As a charter school advocate, I emphasize the aspect of charter schools that says they ought to be innovative. I am, I guess you could say, an educational libertarian. I'd gladly put myself in a school run by Steve Jobs. So, as I hear more and more that charter schools need to be research based, I cringe a bit. In fact, it strikes me that an innovative and research based program of anything may very well be an oxymoron.
Innovative means something that is new and untried or a major change to something that exists. Research based, seems to imply that something has been tried. Even though it may not be fully implemented, it seems that for something to be research based means that it is established and has a track record.
So, I guess my question is "Doesn't it defeat the purpose of having charter schools, if we require that they be innovative, but also research based?" It seems to me that the very reason for having charter schools is that they implement ideas about which research is later done.
A few weeks ago I wrote about the bureaucracy that seems to be creeping into the charter school world.
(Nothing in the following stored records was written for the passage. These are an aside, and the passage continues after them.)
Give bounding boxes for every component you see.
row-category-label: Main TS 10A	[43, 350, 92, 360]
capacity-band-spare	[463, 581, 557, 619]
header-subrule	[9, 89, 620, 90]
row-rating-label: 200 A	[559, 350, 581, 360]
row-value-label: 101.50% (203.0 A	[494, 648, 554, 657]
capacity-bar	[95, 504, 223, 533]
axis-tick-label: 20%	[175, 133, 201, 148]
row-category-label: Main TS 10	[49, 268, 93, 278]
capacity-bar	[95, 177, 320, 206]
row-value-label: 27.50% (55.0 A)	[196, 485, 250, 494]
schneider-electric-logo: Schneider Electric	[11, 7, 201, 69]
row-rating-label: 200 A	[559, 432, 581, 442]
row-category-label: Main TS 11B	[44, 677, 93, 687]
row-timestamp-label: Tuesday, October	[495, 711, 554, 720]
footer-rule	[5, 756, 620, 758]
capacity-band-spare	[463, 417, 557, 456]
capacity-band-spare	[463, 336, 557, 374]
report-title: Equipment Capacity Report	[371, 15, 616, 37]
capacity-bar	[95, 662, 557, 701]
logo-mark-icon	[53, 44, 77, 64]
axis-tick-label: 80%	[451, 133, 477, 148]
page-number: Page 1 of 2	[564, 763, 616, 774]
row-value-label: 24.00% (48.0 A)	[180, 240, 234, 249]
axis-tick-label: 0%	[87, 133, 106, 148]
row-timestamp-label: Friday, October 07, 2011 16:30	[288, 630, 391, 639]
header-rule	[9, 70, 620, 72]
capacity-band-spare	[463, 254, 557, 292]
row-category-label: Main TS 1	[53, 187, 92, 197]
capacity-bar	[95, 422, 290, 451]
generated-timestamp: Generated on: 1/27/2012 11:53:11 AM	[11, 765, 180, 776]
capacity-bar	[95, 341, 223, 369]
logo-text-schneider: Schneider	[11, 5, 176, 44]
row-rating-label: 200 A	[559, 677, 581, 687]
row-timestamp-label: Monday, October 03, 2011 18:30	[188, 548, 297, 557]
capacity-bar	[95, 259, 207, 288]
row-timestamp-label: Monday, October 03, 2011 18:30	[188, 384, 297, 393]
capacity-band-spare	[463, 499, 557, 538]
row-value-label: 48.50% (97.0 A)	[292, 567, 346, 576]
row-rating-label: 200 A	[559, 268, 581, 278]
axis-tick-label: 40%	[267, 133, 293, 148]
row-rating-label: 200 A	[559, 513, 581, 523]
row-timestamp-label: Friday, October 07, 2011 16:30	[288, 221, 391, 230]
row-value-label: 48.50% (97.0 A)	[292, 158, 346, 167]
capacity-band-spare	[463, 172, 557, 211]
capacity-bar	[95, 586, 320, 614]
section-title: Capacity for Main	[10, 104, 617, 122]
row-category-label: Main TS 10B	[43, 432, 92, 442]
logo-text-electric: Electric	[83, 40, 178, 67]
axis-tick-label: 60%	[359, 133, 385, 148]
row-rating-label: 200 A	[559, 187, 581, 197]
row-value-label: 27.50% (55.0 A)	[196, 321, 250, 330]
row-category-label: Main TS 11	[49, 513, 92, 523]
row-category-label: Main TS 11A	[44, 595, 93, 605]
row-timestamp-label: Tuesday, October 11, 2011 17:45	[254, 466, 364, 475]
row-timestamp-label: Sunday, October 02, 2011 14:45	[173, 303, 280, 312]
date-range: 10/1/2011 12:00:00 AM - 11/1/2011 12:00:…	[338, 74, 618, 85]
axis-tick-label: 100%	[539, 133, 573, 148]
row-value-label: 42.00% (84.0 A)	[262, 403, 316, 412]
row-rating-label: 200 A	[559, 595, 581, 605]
Perhaps I'm in the minority, but I want my kids in an experiment. As long as it's an experiment that I choose and that isn't chosen for me, I don't have a problem with it. Experiments are how innovation takes place.
Thomas Edison didn't discover the light bulb immediately. He had to experiment. He had to try things that no one else had tried before. Steve Jobs didn't know that Apple computers would be accepted (in fact many laughed at him), but they started a revolution. The iphone is incredibly popular, but it's not because there was lots of research done to demonstrate that people would love it.
Disruptive innovation isn't found by just doing some small things better. Disruptive innovation is made when someone breaks the mold. Call me strange, but I'd rather let a charter school break a few molds in the hopes of finding something truly innovative rather than trusting the same old educators that have a vested interest in the current bureaucracy make minor "research based" changes a little at a time.
I'd rather seek true innovation rather than settle for an oxymoron.